What if Roosevelt had lost the election?
This is not a frivolous “what if” question. Roosevelt was elected in the midst of the Great Depression and while he won the popular vote, Corporate America and the wealthy opposed his agenda for “reform,” going so far as to attempt to remove him by military coup! With the intensity of popular antisemitism,  Corporate America’s coup attempt and the enthusiasm of American elites for Hitler and his much admired experiment in eugenics and social engineering: How would the Jews have fared had Roosevelt lost the 1940 election? 
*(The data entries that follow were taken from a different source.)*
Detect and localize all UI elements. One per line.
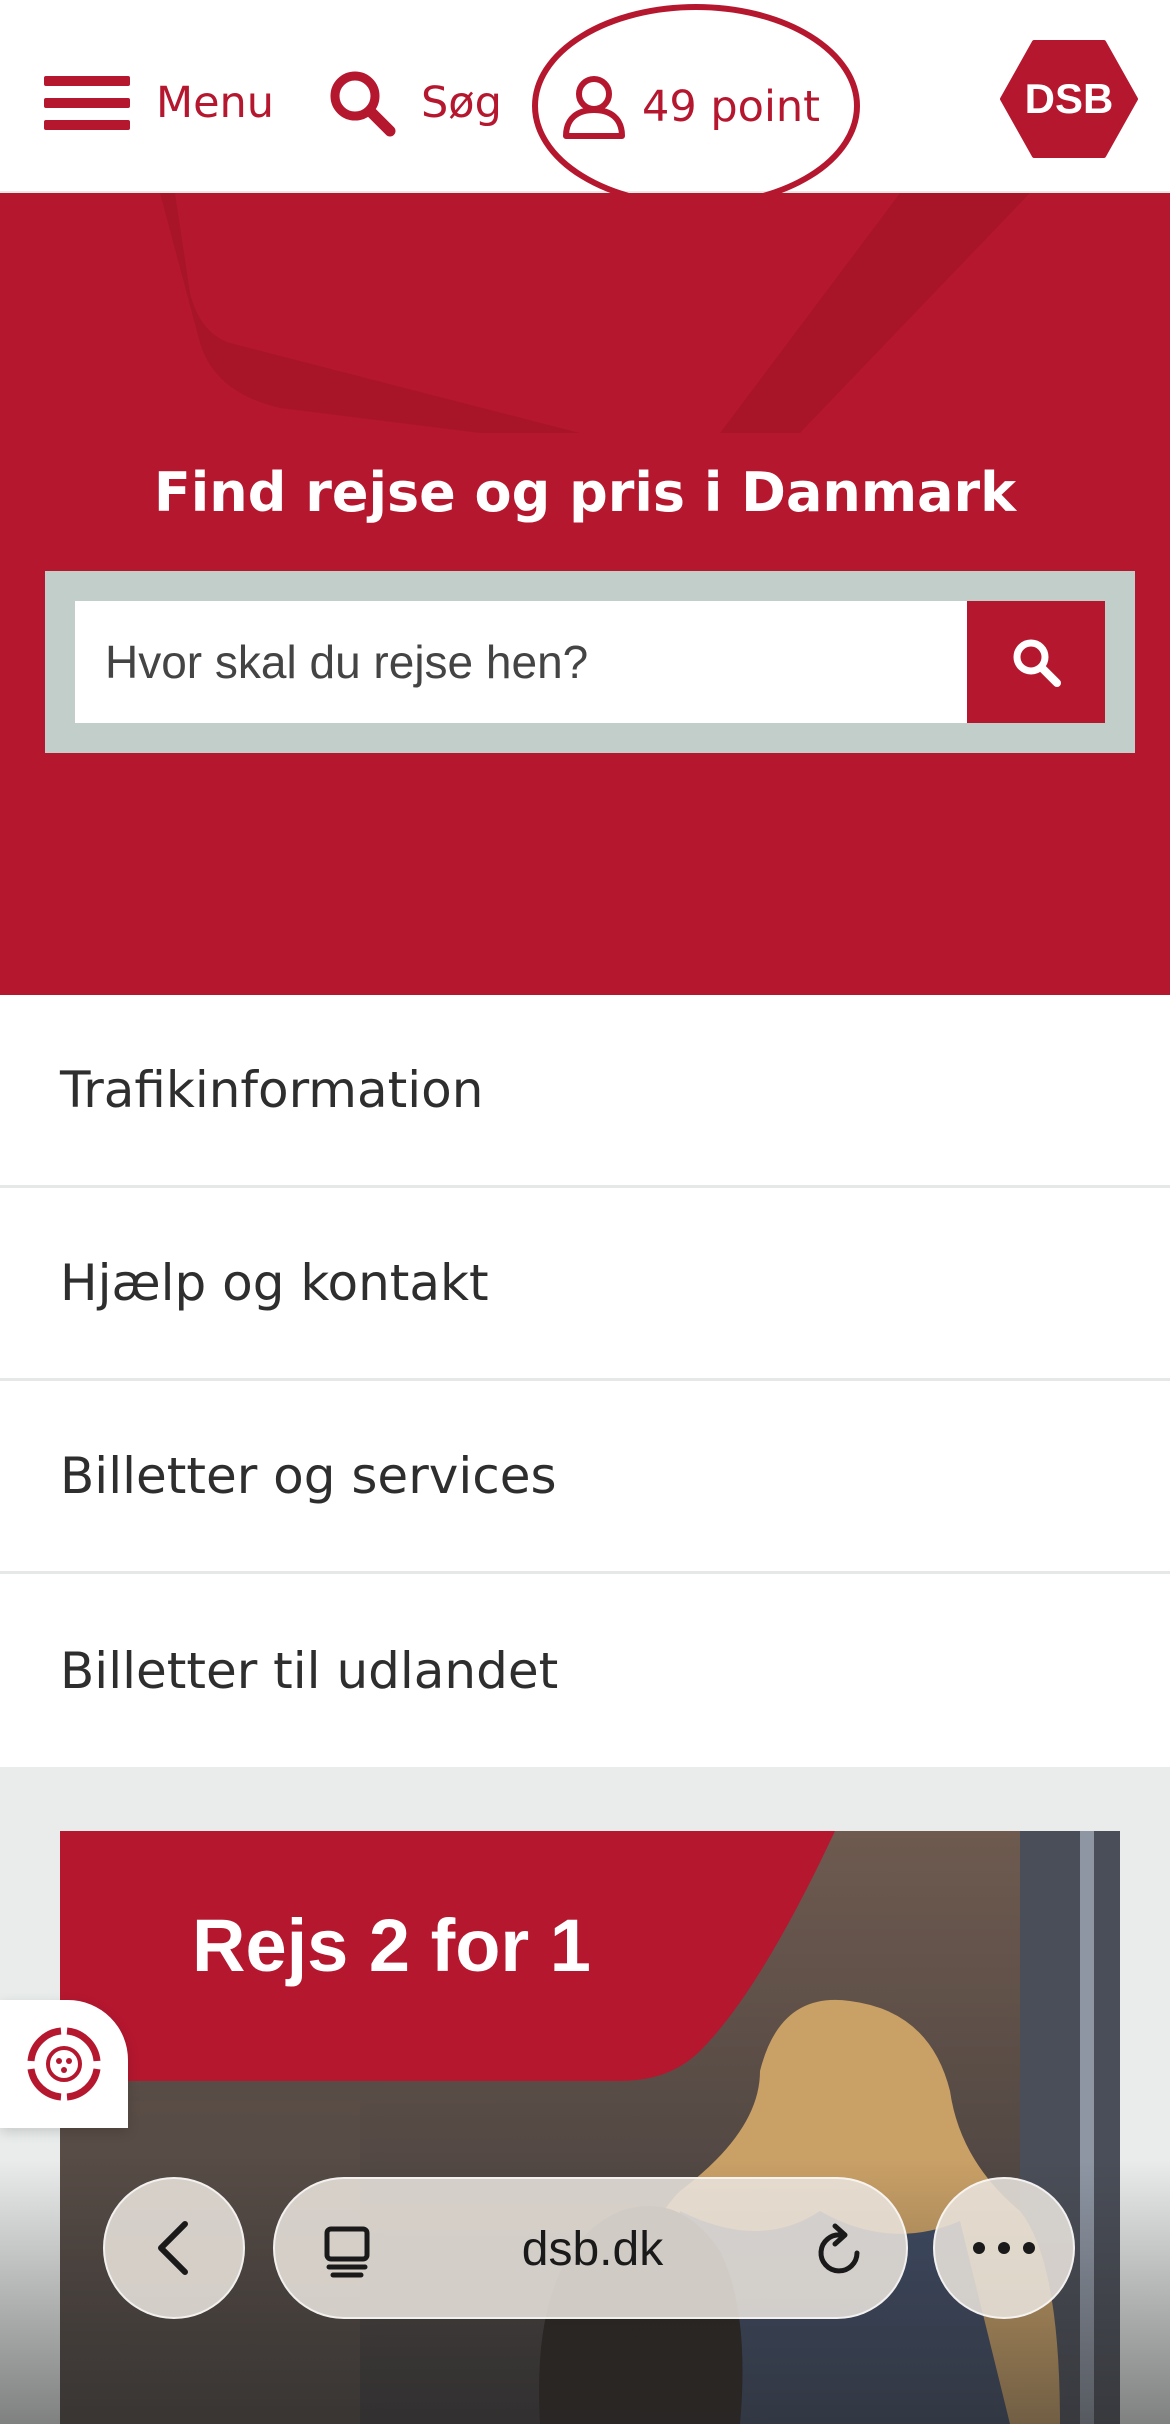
search-label: Søg [421,78,502,128]
quick-links: Trafikinformation Hjælp og kontakt Bille… [0,995,1170,1767]
svg-text:DSB: DSB [1025,75,1114,122]
site-header: Menu Søg 49 point DSB [0,0,1170,208]
points-button[interactable]: 49 point [530,2,862,210]
search-icon [1013,639,1061,687]
more-icon [973,2242,1035,2254]
nav-item-hjaelp-og-kontakt[interactable]: Hjælp og kontakt [0,1188,1170,1381]
chevron-left-icon [158,2221,188,2275]
menu-label: Menu [156,78,275,128]
nav-item-trafikinformation[interactable]: Trafikinformation [0,995,1170,1188]
journey-search-box [45,571,1135,753]
address-bar[interactable]: dsb.dk [273,2177,908,2319]
hero-decoration [160,193,1030,433]
points-label: 49 point [642,82,821,132]
nav-item-billetter-og-services[interactable]: Billetter og services [0,1381,1170,1574]
user-icon [563,76,625,139]
journey-search-button[interactable] [967,601,1105,723]
browser-more-button[interactable] [933,2177,1075,2319]
promo-title: Rejs 2 for 1 [192,1904,591,1987]
hero-title: Find rejse og pris i Danmark [153,461,1017,524]
menu-button[interactable]: Menu [44,72,274,134]
nav-item-billetter-til-udlandet[interactable]: Billetter til udlandet [0,1574,1170,1767]
browser-back-button[interactable] [103,2177,245,2319]
search-icon [330,71,396,137]
feedback-icon [27,2027,101,2101]
hamburger-icon [44,72,130,134]
hero-section: Find rejse og pris i Danmark [0,193,1170,995]
dsb-logo[interactable]: DSB [1000,40,1138,158]
feedback-widget-button[interactable] [0,2000,128,2128]
reload-icon[interactable] [811,2221,867,2279]
journey-search-input[interactable] [75,601,967,723]
search-button[interactable]: Søg [327,68,502,138]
The two most popular and charismatic figures on the American scene during those years were Henry Ford and Charles Lindbergh. Both had been considered as potential presidential candidates, and both were antisemites and admirers of Hitler. With public sentiment strongly isolationist and opposed to involvement in the European war it was possible that either man as president would have kept the U.S. out of the war. But the United States also feared communism. A President Lindbergh might have sat out the European war. But would he have resisted an alliance with Hitler in a crusade against Communist Russia? 
American eugenicists inspired and trained their German counterparts; American financiers built and funded the schools and universities that trained the “scientists” who would design and participate in the extermination of the Jews. America even preceded Germany by decades in the quest for a blond-haired, blue-eyed gene pool, its own Nordic ideal. 
If, under a Ford or Lindbergh administration, the U.S. remained “neutral” the survivability of the Jews might have been uncertain. But had the United States joined Germany against what Hitler termed the “Judeo-Bolshevik enemy”? 
In the end the two populists chose not to run, Roosevelt was reelected, and Germany declared war on the United States. In the end, despite his apathy regarding European Jewry we may consider the president the difference between a European Holocaust and a full and final solution to the 2000 year-long Jewish Problem.